Anche per Luisa Oprandi, Comune “casa di vetro”

Palazzo Estense

Il Comune come “casa di vetro”, trasparente e aperta alla partecipazione attiva dei singoli cittadini, delle associazioni e dei gruppi d’interesse: quello che, da tempo enunciato, è rimasto però in larga parte un vuoto slogan è ora l’imperativo posto dal “Codice di responsabilità degli eletti e degli amministratori democratici” a tutti gli iscritti al Pd chiamati a svolgere l’attività amministrativa negli enti locali. Il documento è stato sottoscritto dalla candidata sindaca del centrosinistra Luisa Oprandi che nel ballottaggio del 29 e 30 maggio contenderà ad Attilio Fontana la guida del Comune di Varese.

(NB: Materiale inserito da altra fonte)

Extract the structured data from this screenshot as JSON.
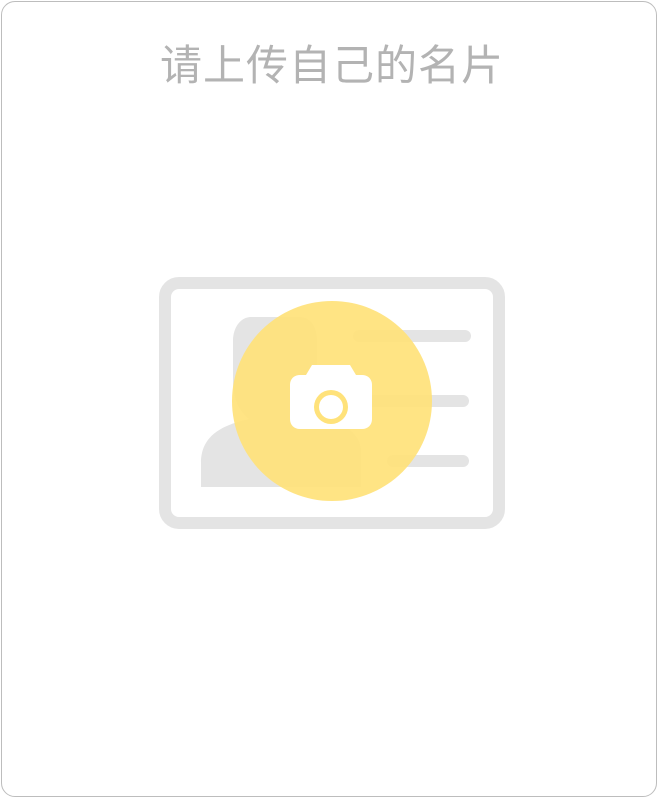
{
  "title": "请上传自己的名片",
  "upload": {
    "card_icon": "business-card-icon",
    "camera_icon": "camera-icon"
  },
  "colors": {
    "title_text": "#b3b3b3",
    "card_gray": "#e4e4e4",
    "accent_yellow": "#ffe27a",
    "border": "#bdbdbd"
  }
}
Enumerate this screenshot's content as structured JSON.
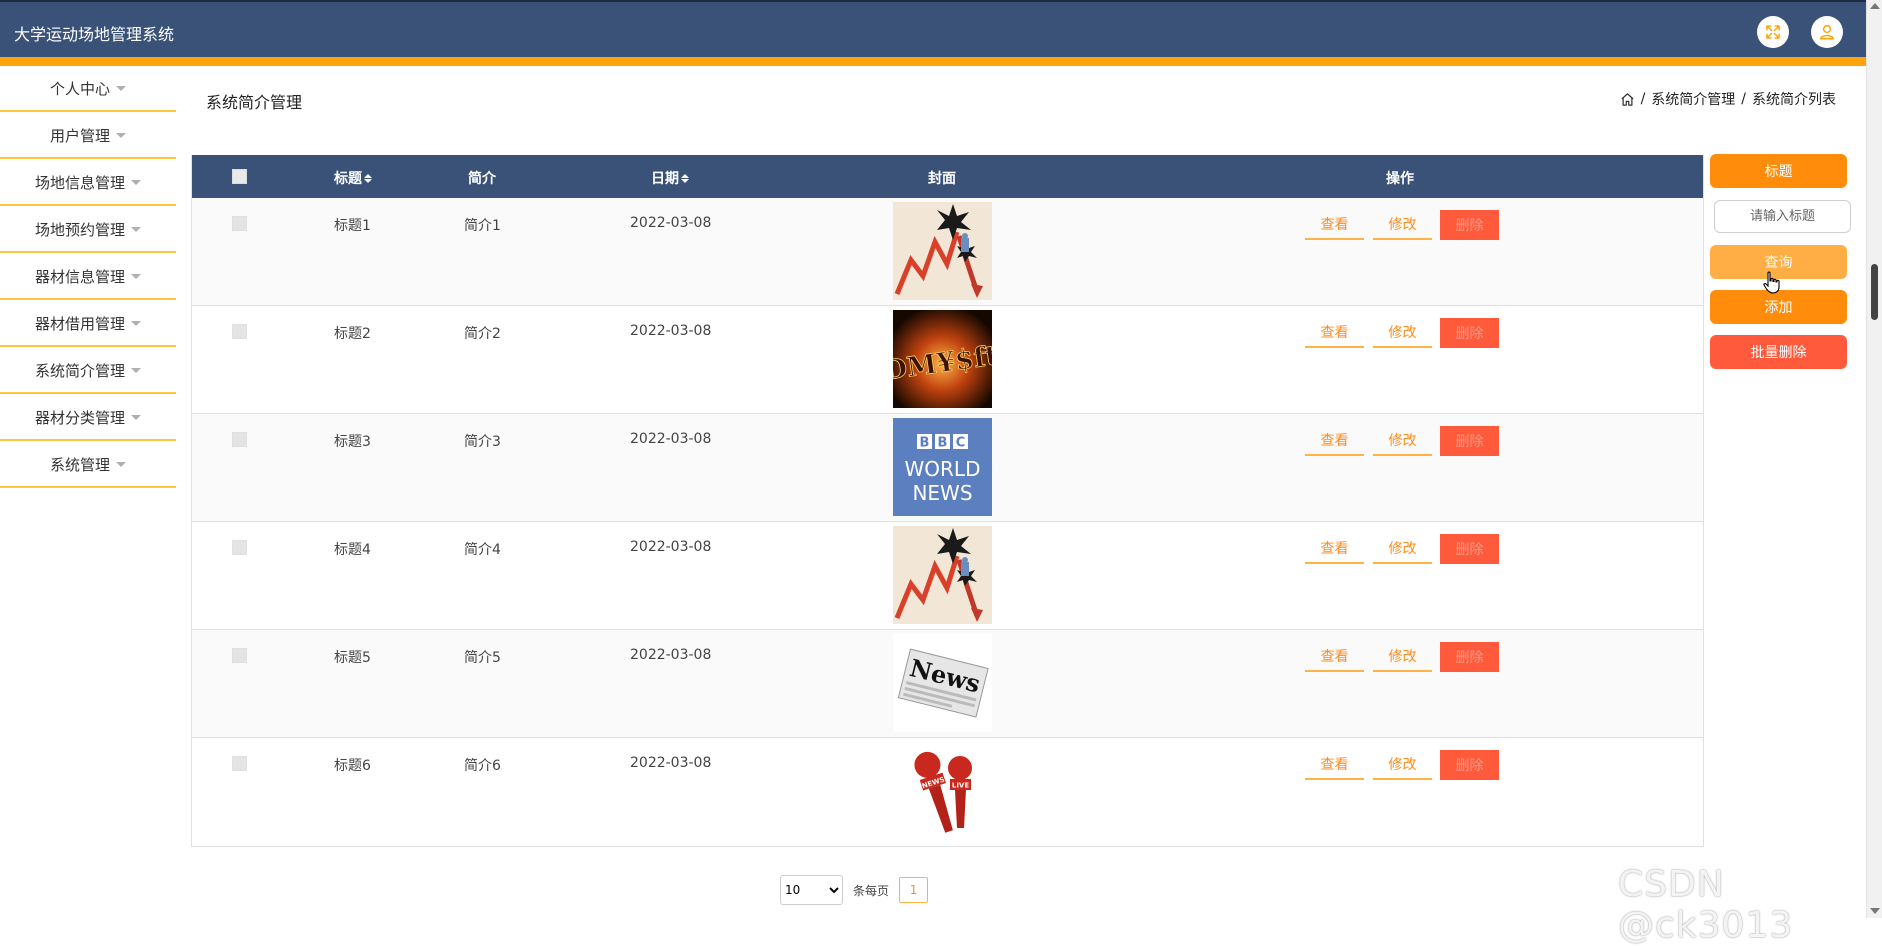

Il Codice, che si propone l’obbiettivo di garantire la trasparenza, l’equità e l’efficienza anche finanziaria dell’azione amministrativa, oltre che di favorire la parità di genere, impegna i firmatari a pubblicare su internet i dati relativi alle attività professionali svolte, agli incarichi ricevuti, ai possibili conflitti di interesse, ai redditi e, in particolare, a mettere in rete il “bilancio dell’attività politica”, comprendente non solo i compensi per gli incarichi pubblici ma anche i costi connessi allo svolgimento dell’attività.

I firmatari eletti sindaci si impegnano a garantisce la trasparenza dell’attività amministrativa mediante l’adozione di procedure trasparenti per l’assegnazione di appalti e incarichi e l’indizione di bandi, al fine di consentire la partecipazione del maggior numero di concorrenti, e la pubblicazione su internet dei contratti e degli atti relativi all’assegnazione di incarichi.

Il Codice si propone anche l’obiettivo dell’efficienza dell’azione amministrativa impegnando i sottoscrittori ad attuare la centralizzazione degli acquisti, il controllo delle prestazioni dei dipendenti secondo criteri fondati sul merito e ad adottare criteri trasparenti per l’assunzione del personale e la nomina dei dirigenti apicali privilegiando le professionalità interne.